Horace Mann: "Man is improvable. Some people think he is only a machine, and that the only difference between a man and a mill is that one is carried by blood and the other by water."
The New York Times' Stephanie Saul has a blockbuster investigative feature out on K12, the for-profit manager of virtual public charter schools. Saul finds that enrolling a child in a virtual school is, in fact, cheaper for the state than enrolling him in a brick-and-mortar school. But in the case of Pennsylvania's Agora Cyber Charter School, the modest cost savings are more than offset by a loss of quality: a learning "environment" of low standards (the lowest grade is not 0, but 50, and it is almost impossible to enforce attendance) and little or no real-time interaction with peers and teachers.
Many educators believe there is a place for full-time virtual learning for children whose pace is extremely accelerated or those with behavioral or other issues, like teenage mothers who need to stay home with their babies. But for most children, particularly in the elementary grades, the school experience should not be replaced with online learning, they say.
“The early development of children requires lots of interaction with other children for purposes of socialization, developing collaboration and teamwork, and self-definition,” said Irving Hamer Jr., deputy superintendent of Memphis city schools.

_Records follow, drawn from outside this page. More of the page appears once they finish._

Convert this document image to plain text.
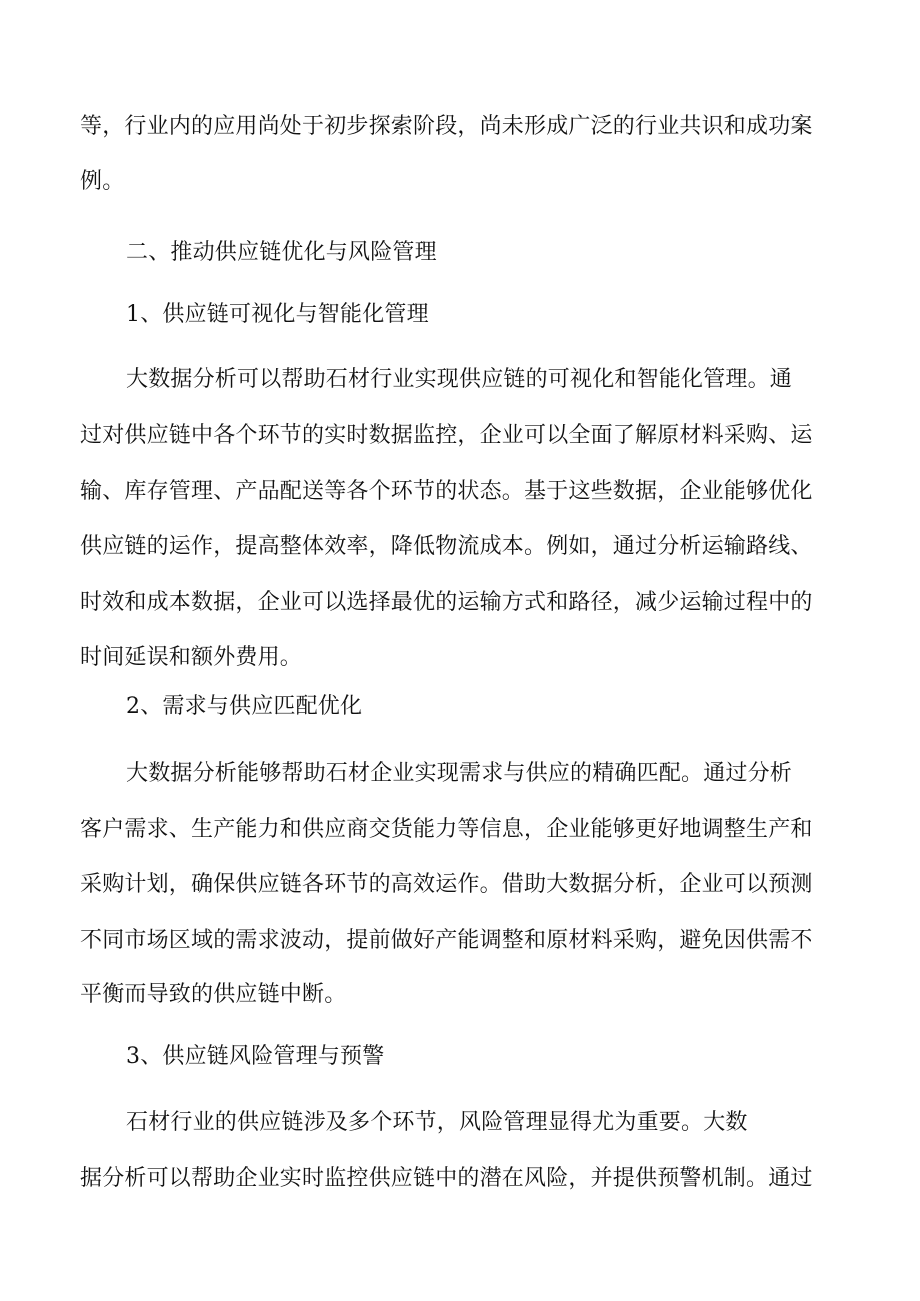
等，行业内的应用尚处于初步探索阶段，尚未形成广泛的行业共识和成功案
例。
二、推动供应链优化与风险管理
1、供应链可视化与智能化管理
大数据分析可以帮助石材行业实现供应链的可视化和智能化管理。通
过对供应链中各个环节的实时数据监控，企业可以全面了解原材料采购、运
输、库存管理、产品配送等各个环节的状态。基于这些数据，企业能够优化
供应链的运作，提高整体效率，降低物流成本。例如，通过分析运输路线、
时效和成本数据，企业可以选择最优的运输方式和路径，减少运输过程中的
时间延误和额外费用。
2、需求与供应匹配优化
大数据分析能够帮助石材企业实现需求与供应的精确匹配。通过分析
客户需求、生产能力和供应商交货能力等信息，企业能够更好地调整生产和
采购计划，确保供应链各环节的高效运作。借助大数据分析，企业可以预测
不同市场区域的需求波动，提前做好产能调整和原材料采购，避免因供需不
平衡而导致的供应链中断。
3、供应链风险管理与预警
石材行业的供应链涉及多个环节，风险管理显得尤为重要。大数
据分析可以帮助企业实时监控供应链中的潜在风险，并提供预警机制。通过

The entire piece raises the following question: What is school for? There is a disturbing tendency in the education reform debate to narrowly define "student achievement" as the goal of schooling. If our measures of success are merely graduation rates and test scores, then why not save $1500 per student and allow a bunch of disadvantaged kids to veg out in front of their laptops, indoors all day? Sure, over half of K12's 200,000 "cyberpupils" are behind grade level, but most of them are poor anyhow, and their neighborhood schools are probably failing, too. And maybe we can improve virtual schools over time–there's no reason to be a technophobe! Right?
In researching the history of American education for my book project, I've been struck again and again by the newness of the idea that schooling is primarily a matter of academic achievement. The mid-nineteenth century reformers who founded the Common Schools Movement, the precursor to our modern system of universal public education, believed that Protestant morality was the first goal of education. "Scientific truth is marvelous, but moral truth is divine," Horace Mann declared. His friend Catharine Beecher, an advocate for girls' education and women teachers, believed that the role of the teacher was "to instruct in morals and piety."
As the student population diversified at the turn-of-the-twentieth century, "Americanization" became the major goal of public education. In later years, reformers focused on vocationalism and then on racial healing. It is only really since "A Nation at Risk" that we've had a national dialogue about academic excellence for every child. This is a much-needed development in American culture, but its discontents are numerous: A lack of attention paid to the civic, social, and artistic benefits of schooling, and the ways in which children are (ideally) shaped as moral, cultured, socially-responsible people by their teachers and school communities.
It will be a real political and moral failure if we continue to focus the expansion of the for-profit virtual learning sector not on advanced students, but on children who are already falling behind. These are the kids who most need and deserve the support of traditional learning communities, and who are least likely to have parents who can devote the many hours per day needed to act as a "learning coach" for a child enrolled in a school like Agora.
That said, privileged kids, too, are dealing with the outcomes of over-rationalized educational thinking. In New York Robert Kolker reports on Valerie Reidy, the controversial principal of the Bronx High School of Science, one of New York City's premier public "test" schools for high-performers. Both my mom and stepdad graduated from Bronx Science; it has a reputation for excellence and creativity not only in the sciences and math, but in literature and history, too. Reidy, however, pushed by the Bloomberg Department of Education, was unhappy with the fact that Bronx Science students scored lower on Regents and AP exams than their peers at Brooklyn Tech and Stuyvesant. Over time, she required teachers to put more emphasis on preparing students for end-of-year tests, many of which are pitched at a lower level than Bronx Science students are capable of. This sparked a wave of student protests and teacher turnover.
One can debate Reidy's pedagogical approach, which focused on the inquiry method. My question is more about the ends to which she was applying this approach. Were average Regents scores of 85 instead of 95 at Bronx Science evidence of an underperformcing school, as Reidy and the DOE claim–or just evidence of a school that, as a community of educators, parents, and students, had decided to focus on values other than test scores? What's wrong with that?